April 12, 1972
The economy of the Eleventh District continues to show moderate strength. Industrial production in Texas increased moderately in February, and employment in the five District states held steady. Sales of department stores continued to experience significant year-to-year gains in February and March, and new automobile registrations rebounded in February after experiencing a sharp drop in January. Construction activity slackened in February but was still well above its year-earlier pace. The outlook for agriculture also remains generally favorable.

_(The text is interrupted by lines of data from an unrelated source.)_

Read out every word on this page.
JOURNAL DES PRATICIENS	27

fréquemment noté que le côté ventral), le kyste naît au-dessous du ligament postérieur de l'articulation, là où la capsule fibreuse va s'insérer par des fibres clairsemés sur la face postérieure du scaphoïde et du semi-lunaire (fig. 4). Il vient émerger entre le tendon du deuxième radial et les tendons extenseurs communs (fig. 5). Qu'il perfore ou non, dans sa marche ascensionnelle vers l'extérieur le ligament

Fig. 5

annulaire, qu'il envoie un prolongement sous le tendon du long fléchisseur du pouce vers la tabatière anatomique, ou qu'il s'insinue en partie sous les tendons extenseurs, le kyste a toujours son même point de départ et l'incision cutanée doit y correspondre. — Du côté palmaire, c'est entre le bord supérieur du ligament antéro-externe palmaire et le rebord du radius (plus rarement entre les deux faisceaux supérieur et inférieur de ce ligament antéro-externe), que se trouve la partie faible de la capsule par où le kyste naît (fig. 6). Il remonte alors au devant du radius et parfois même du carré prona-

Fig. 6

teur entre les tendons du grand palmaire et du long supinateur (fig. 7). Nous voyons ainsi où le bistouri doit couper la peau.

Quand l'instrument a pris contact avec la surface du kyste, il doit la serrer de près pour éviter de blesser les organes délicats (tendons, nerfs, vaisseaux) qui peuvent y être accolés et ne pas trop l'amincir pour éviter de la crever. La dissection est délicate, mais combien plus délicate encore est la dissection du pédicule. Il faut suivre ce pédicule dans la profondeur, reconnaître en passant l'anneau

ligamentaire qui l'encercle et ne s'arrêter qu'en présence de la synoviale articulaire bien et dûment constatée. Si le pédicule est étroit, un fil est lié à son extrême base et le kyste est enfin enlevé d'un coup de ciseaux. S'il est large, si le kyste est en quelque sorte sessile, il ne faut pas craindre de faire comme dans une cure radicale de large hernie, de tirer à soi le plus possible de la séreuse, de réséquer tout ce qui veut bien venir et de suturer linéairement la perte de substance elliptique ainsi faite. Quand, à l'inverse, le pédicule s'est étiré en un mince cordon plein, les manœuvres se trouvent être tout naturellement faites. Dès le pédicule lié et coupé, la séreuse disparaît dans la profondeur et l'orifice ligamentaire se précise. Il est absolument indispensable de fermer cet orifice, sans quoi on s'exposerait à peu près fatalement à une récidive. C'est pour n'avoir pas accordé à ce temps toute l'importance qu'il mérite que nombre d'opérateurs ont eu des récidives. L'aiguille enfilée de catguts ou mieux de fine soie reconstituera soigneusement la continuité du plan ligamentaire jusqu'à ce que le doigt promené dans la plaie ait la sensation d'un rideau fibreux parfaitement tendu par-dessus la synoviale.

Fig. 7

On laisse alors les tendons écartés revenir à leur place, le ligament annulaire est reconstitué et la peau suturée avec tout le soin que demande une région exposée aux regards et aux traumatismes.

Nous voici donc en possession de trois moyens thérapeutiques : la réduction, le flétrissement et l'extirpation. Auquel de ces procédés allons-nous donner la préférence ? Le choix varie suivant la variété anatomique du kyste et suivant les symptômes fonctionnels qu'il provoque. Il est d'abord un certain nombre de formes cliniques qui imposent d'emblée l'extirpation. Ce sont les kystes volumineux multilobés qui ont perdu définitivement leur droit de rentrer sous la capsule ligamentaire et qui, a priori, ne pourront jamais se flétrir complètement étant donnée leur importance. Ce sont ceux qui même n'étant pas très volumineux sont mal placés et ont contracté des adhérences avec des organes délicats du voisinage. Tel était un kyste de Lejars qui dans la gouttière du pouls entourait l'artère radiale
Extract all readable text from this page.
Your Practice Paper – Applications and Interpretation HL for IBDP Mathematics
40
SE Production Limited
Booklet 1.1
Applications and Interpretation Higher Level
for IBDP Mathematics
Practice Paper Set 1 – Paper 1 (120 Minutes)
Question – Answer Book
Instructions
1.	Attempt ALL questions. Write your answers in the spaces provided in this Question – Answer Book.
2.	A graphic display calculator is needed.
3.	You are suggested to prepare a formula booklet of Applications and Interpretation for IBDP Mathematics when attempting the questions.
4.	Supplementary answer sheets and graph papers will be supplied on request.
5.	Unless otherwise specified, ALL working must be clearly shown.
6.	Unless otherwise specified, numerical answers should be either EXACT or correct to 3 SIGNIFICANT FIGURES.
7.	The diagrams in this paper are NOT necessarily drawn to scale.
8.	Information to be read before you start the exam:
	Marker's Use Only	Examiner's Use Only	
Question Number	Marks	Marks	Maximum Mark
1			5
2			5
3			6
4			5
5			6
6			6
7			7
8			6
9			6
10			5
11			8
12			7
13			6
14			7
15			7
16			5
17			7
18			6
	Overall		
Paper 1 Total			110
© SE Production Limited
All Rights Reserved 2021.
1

The seasonally adjusted Texas industrial production index rose moderately in February following a sharp advance in January. All of the February increase resulted from a large boost in mining—especially the production of crude petroleum which rose in response to the higher oil allowable. Utility output was about unchanged from January, while manufacturing production slipped nearly 1 per cent. The decline in manufacturing was due primarily to sharp drops in output of the petroleum refining, printing and publishing, transportation equipment, and apparel industries. These declines were partly offset by sizeable gains in production of electrical machinery, food, textiles, and paper.
The Texas Railroad Commission raised the state's oil allowable for April to 100 per cent of maximum efficient production, allowing for full production for the first time in a quarter century. Shortly after its announcement, however, the allowable for the giant East Texas field was cut back to 86 per cent. Other District states left their allowables unchanged.
Seasonally adjusted total employment in the five southwestern states changed very little in February. And with the labor force about the same as in January, the average unemployment rate for these states matched the 4.5 per cent of a month before. This rate was down from 4.9 per cent a year before. Nonfarm payroll employment edged up slightly as nonmanufacturing employment increased enough to more than offset a slight decline in manufacturing employment.
Retail sales in the District continue to register sizeable gains. Registrations of new passenger cars in Dallas, Fort Worth, Houston, and San Antonio rose 16 per cent in February, with all four metropolitan areas posting increases. Moreover, department store sales in the District were 17 per cent higher in the four weeks ending March 25 than in the corresponding period a year ago.
Construction activity in the five southwestern states, as measured by the value of contracts awarded, fell significantly in February, with all three major categories of construction sharing in the decline. However, the total value of contracts in the five-state region was still nearly a fourth larger than in February a year ago. The decrease from January resulted from large declines in Texas and Arizona.
District agriculture is progressing well. Planting intentions show an increase of cotton acreage in the five-state area, and planting is off to a good start. Range and livestock conditions are substantially better than a year ago and are somewhat better than the average for the past ten years. The wheat crop is making excellent progress, and cattle on feed is up substantially from a year ago. The index of prices received by Texas farmers and ranchers fell nearly 4 per cent in the month ending March 15, with most of the drop centered in commercial vegetables, cotton, and meat animals.
Total credit at weekly reporting banks in the Eleventh District rose sharply in the four weeks ending March 22. Demand for business loans was especially strong. Inflows of demand deposits moderated while net withdrawals were reported in time and savings deposits.